For fifty years the pontificate had been in the same family, with scarcely an interruption, and Ananus, or Hanan, was the son of Annas, who had condemned Christ. They were Sadducees, and as such were persecuting. St. Paul, by appealing to his Pharisee principles, enlisted the members of that faction in his favour when brought before Ananias.[23]
The apostles based their teaching on the Resurrection, the very doctrine most repugnant to the Sadducees; and their accounts of visions of angels repeated among the people must have irritated the dominant faction who denied the existence of these spirits. It can hardly be matter of surprise that the murder of James should have taken place when Ananus was supreme in Jerusalem.
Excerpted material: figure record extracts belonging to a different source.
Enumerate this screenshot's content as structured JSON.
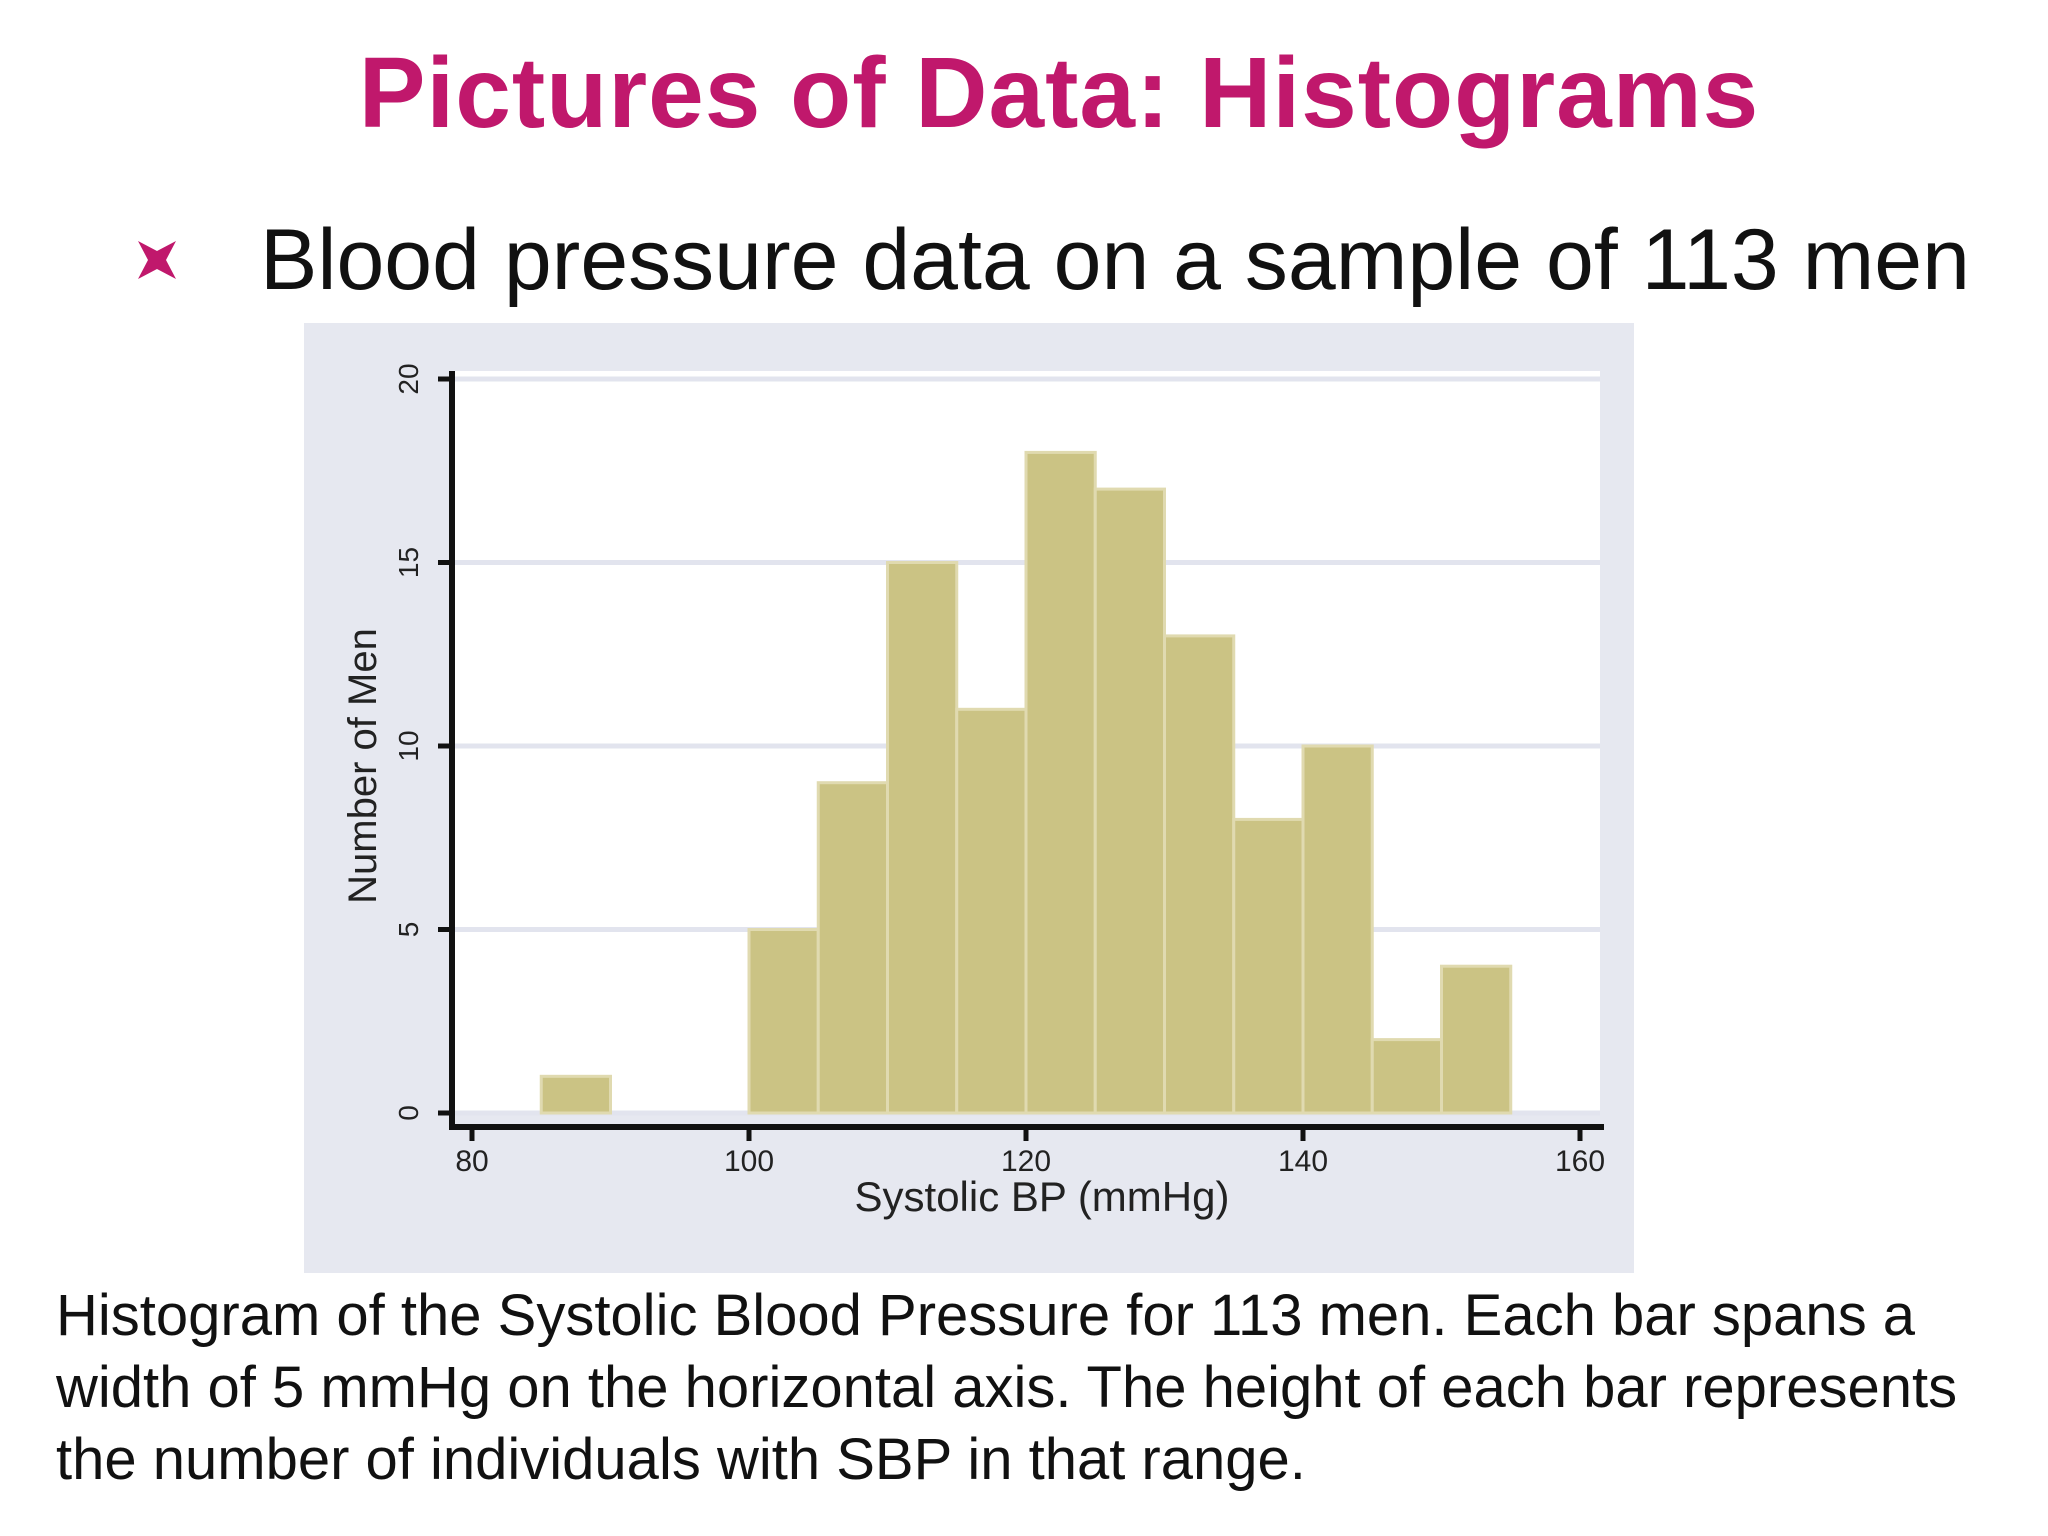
{
  "slide": {
    "title": "Pictures of Data: Histograms",
    "bullet": "Blood pressure data on a sample of 113 men",
    "caption": "Histogram of the Systolic Blood Pressure for 113 men.  Each bar spans a width of 5 mmHg on the horizontal axis. The height of each bar represents the number of individuals with SBP in that range."
  },
  "colors": {
    "title": "#c0186c",
    "bullet": "#c0186c",
    "panel": "#e6e8f0",
    "plot": "#ffffff",
    "bar": "#cbc384",
    "bar_edge": "#e0dab0",
    "grid": "#e2e4ee",
    "axis": "#111111"
  },
  "chart_data": {
    "type": "bar",
    "title": "",
    "xlabel": "Systolic BP (mmHg)",
    "ylabel": "Number of Men",
    "xlim": [
      80,
      160
    ],
    "ylim": [
      0,
      20
    ],
    "xticks": [
      80,
      100,
      120,
      140,
      160
    ],
    "yticks": [
      0,
      5,
      10,
      15,
      20
    ],
    "grid": true,
    "bin_width": 5,
    "bins": [
      {
        "start": 85,
        "end": 90,
        "count": 1
      },
      {
        "start": 100,
        "end": 105,
        "count": 5
      },
      {
        "start": 105,
        "end": 110,
        "count": 9
      },
      {
        "start": 110,
        "end": 115,
        "count": 15
      },
      {
        "start": 115,
        "end": 120,
        "count": 11
      },
      {
        "start": 120,
        "end": 125,
        "count": 18
      },
      {
        "start": 125,
        "end": 130,
        "count": 17
      },
      {
        "start": 130,
        "end": 135,
        "count": 13
      },
      {
        "start": 135,
        "end": 140,
        "count": 8
      },
      {
        "start": 140,
        "end": 145,
        "count": 10
      },
      {
        "start": 145,
        "end": 150,
        "count": 2
      },
      {
        "start": 150,
        "end": 155,
        "count": 4
      }
    ]
  }
}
If that were the case, Josephus no doubt mentioned James, and perhaps added the words, “The brother of him who is called Christ;” or these words may have been inserted by a transcriber in place of “of Sechania,” or Bar-Joseph.
This is all that Josephus says, or is thought to have said, about Jesus and the early Christians.
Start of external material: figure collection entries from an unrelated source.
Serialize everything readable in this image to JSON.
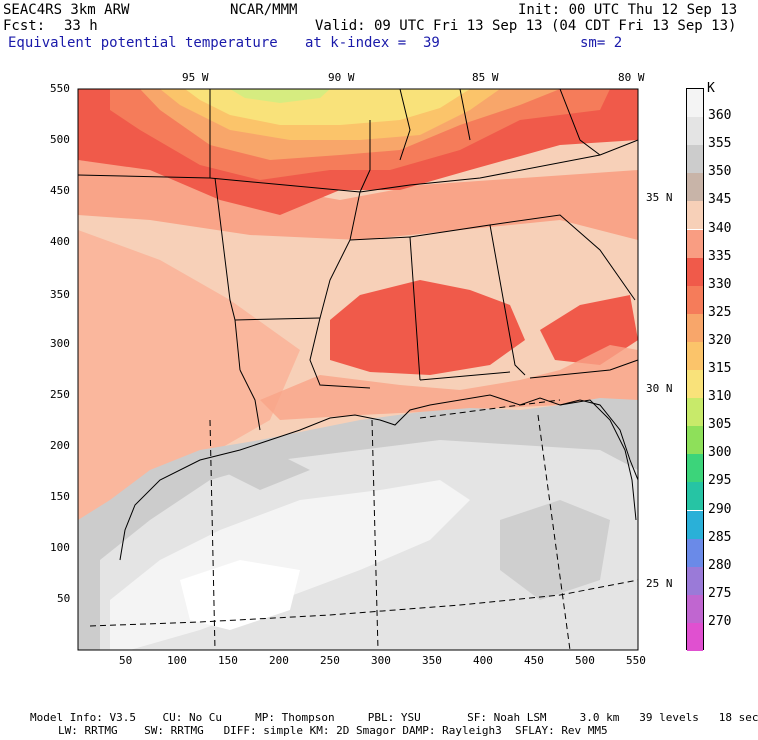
{
  "header": {
    "model": "SEAC4RS 3km ARW",
    "org": "NCAR/MMM",
    "init": "Init: 00 UTC Thu 12 Sep 13",
    "fcst_label": "Fcst:",
    "fcst_value": "33 h",
    "valid": "Valid: 09 UTC Fri 13 Sep 13 (04 CDT Fri 13 Sep 13)",
    "field": "Equivalent potential temperature",
    "level": "at k-index =  39",
    "smooth": "sm= 2"
  },
  "axes": {
    "lon_labels": [
      "95 W",
      "90 W",
      "85 W",
      "80 W"
    ],
    "lat_labels": [
      "35 N",
      "30 N",
      "25 N"
    ],
    "y_ticks": [
      "550",
      "500",
      "450",
      "400",
      "350",
      "300",
      "250",
      "200",
      "150",
      "100",
      "50"
    ],
    "x_ticks": [
      "50",
      "100",
      "150",
      "200",
      "250",
      "300",
      "350",
      "400",
      "450",
      "500",
      "550"
    ]
  },
  "legend": {
    "unit": "K",
    "levels": [
      {
        "label": "360",
        "color": "#f4f4f4"
      },
      {
        "label": "355",
        "color": "#e4e4e4"
      },
      {
        "label": "350",
        "color": "#cccccc"
      },
      {
        "label": "345",
        "color": "#c8b4a8"
      },
      {
        "label": "340",
        "color": "#f7d0b8"
      },
      {
        "label": "335",
        "color": "#f99d82"
      },
      {
        "label": "330",
        "color": "#f05a4a"
      },
      {
        "label": "325",
        "color": "#f57c5a"
      },
      {
        "label": "320",
        "color": "#f8a66a"
      },
      {
        "label": "315",
        "color": "#fbc46a"
      },
      {
        "label": "310",
        "color": "#f9e27a"
      },
      {
        "label": "305",
        "color": "#c8ea6a"
      },
      {
        "label": "300",
        "color": "#8ee05a"
      },
      {
        "label": "295",
        "color": "#3cd47a"
      },
      {
        "label": "290",
        "color": "#26c4a4"
      },
      {
        "label": "285",
        "color": "#2ab0d8"
      },
      {
        "label": "280",
        "color": "#6a8ae8"
      },
      {
        "label": "275",
        "color": "#9a7ad8"
      },
      {
        "label": "270",
        "color": "#c066d0"
      },
      {
        "label": "",
        "color": "#e050d0"
      }
    ]
  },
  "footer": {
    "line1": "Model Info: V3.5    CU: No Cu     MP: Thompson     PBL: YSU       SF: Noah LSM     3.0 km   39 levels   18 sec",
    "line2": "LW: RRTMG    SW: RRTMG   DIFF: simple KM: 2D Smagor DAMP: Rayleigh3  SFLAY: Rev MM5"
  }
}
At the same time as Josephus, there lived another Jewish historian, Justus of Tiberias, whom Josephus mentions, and blames for not having published his History of the Wars of the Jews during the life of Vespasian and Titus. St. Jerome includes Justus in his Catalogue of Ecclesiastical Writers, and Stephen of Byzantium mentions him.
His book, or books, have unfortunately been lost, but [pg 011] Photius had read his History, and was surprised to find that he, also, made no mention of Christ. “This Jewish historian,” says he, “does not make the smallest mention of the appearance of Christ, and says nothing whatever of his deeds and miracles.”[24]
II. The Cause Of The Silence Of Josephus.
It is necessary to inquire, Why this silence of Philo, Josephus and Justus? at first so inexplicable.
It can only be answered by laying before the reader a picture of the Christian Church in the first century. A critical examination of the writings of the first age of the Church reveals unexpected disclosures.